Go Concurrency

go 语言相比其他语言的一大优势，就是便捷，高效的并发代码的编写。本文具体介绍 go 语言的并发机制和使用 go 语言作并发编程的方法。

并发模型 Link to heading

线程与锁
Actor
Actor 模型是一种并发运算上的模型。“actor”是一种程序上的抽象概念，被视为并发运算的基本单元：当一个actor接收到一则消息，它可以做出一些决策、创建更多的actor、发送更多的消息、决定要如何回答接下来的消息。
CSP(communicating sequential processes)
通信顺序进程，与 Actor 模型类似，区别是 CSP 不关心收发消息的实体，只关心传送消息的通道(channel)。

golang 的并发基于 CSP 模型。

推荐书籍：《七周七并发模型》

goroutine 调度 Link to heading

MPG Link to heading

G: goroutine, 保存协程的状态，及执行时所需的栈空间信息。
P: processor, 保存 goroutine 的队列，能够进行 goroutine 的调度，可以控制并行的 goroutine 数量。
M: machine, 系统线程, goroutine G 会通过 P 被调度到 M 上执行。

具体关系如下图:

调度 Link to heading

系统调用
如果G被阻塞在某个system call操作上，那么不光G会阻塞，执行该G的M也会解绑P(实质是被sysmon抢走了)，与G一起进入sleep状态。如果此时有idle的M，则P与其绑定继续执行其他G；如果没有idle M，但仍然有其他G要去执行，那么就会创建一个新M。
channel/IO
如果G被阻塞在某个channel操作或network I/O操作上时，G会被放置到某个wait队列中，而M会尝试运行下一个runnable的G；如果此时没有runnable的G供m运行，那么m将解绑P，并进入sleep状态。。当I/O available或channel操作完成，在wait队列中的G会被唤醒，标记为runnable，放入到某P的队列中，绑定一个M继续执行。
抢占调度
sysmon向长时间运行(10ms)的G任务发出抢占调度，一旦G的抢占标志位被设为true，那么待这个G下一次调用函数或方法时，runtime便可以将G抢占，并移出运行状态，放入P的local runq中，等待下一次被调度。

sysmon Link to heading

Go程序启动时，runtime会去启动一个名为sysmon的m(一般称为监控线程)，该m无需绑定p即可运行，每20us~10ms启动一次，主要负责以下工作：

释放闲置超过5分钟的span物理内存；
如果超过2分钟没有垃圾回收，强制执行；
将长时间未处理的netpoll结果添加到任务队列；
向长时间运行的G任务发出抢占调度；
收回因syscall长时间阻塞的P；

用法 Link to heading

goroutine Link to heading

goroutine有一个简单的模型：它是一个与同一地址空间中的其他 goroutine 同时执行的函数。goroutine 是轻量级的，初始分配的空间很小，可以根据需要动态的分配（和释放）堆存储空间。
goroutine 的用法：

go func(){
	// do something
}()

channel Link to heading

上面的例子非常简单，在实际的项目中不太适用，因为 goroutine 无法发送信号告送其他函数，自己何时结束，以及执行的结果，此时，我们就需要 channel 了。
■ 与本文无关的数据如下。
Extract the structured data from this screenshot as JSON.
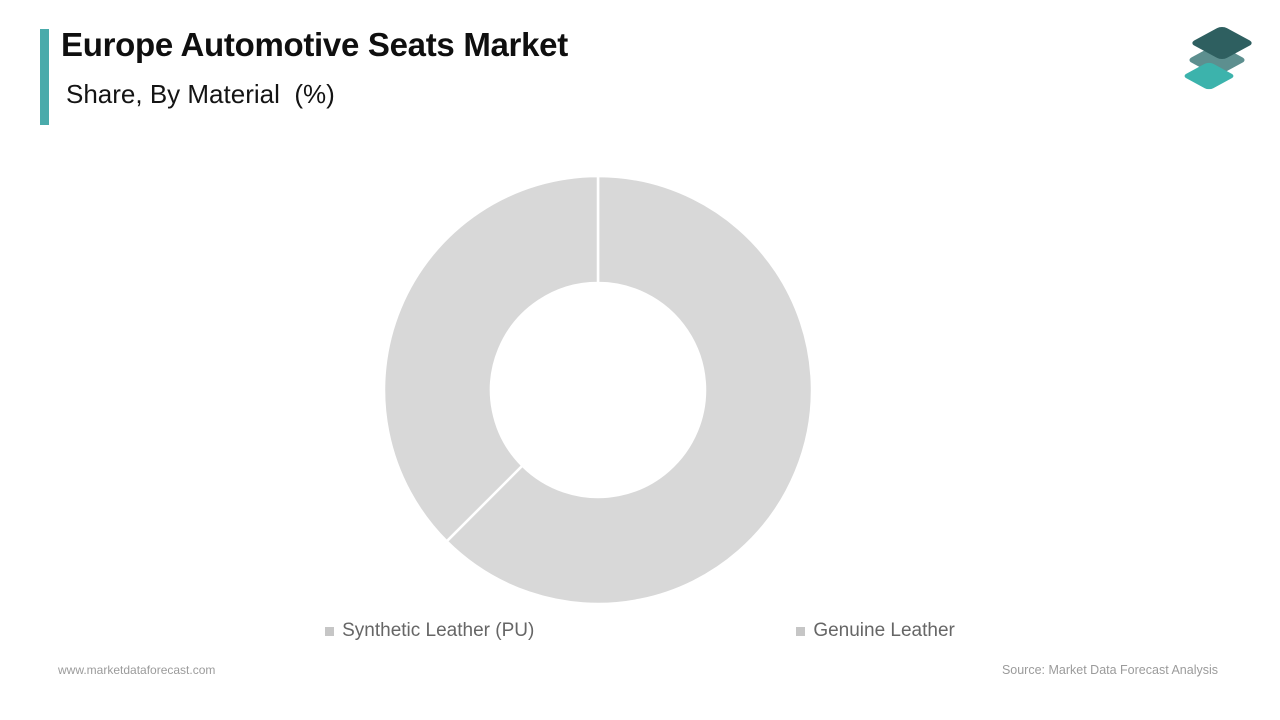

初始化一个channel（channel 分为有缓冲和无缓冲）：

ci := make(chan int)            // unbuffered channel of integers
cj := make(chan int, 0)         // unbuffered channel of integers
cs := make(chan *os.File, 100)  // buffered channel of pointers to Files

channel 的一般用法：

c := make(chan int)  // Allocate a channel.
// Start the sort in a goroutine; when it completes, signal on the channel.
go func() {
    list.Sort()
    c <- 1  // Send a signal; value does not matter.
}()
doSomethingForAWhile()
<-c   // Wait for sort to finish; discard sent value.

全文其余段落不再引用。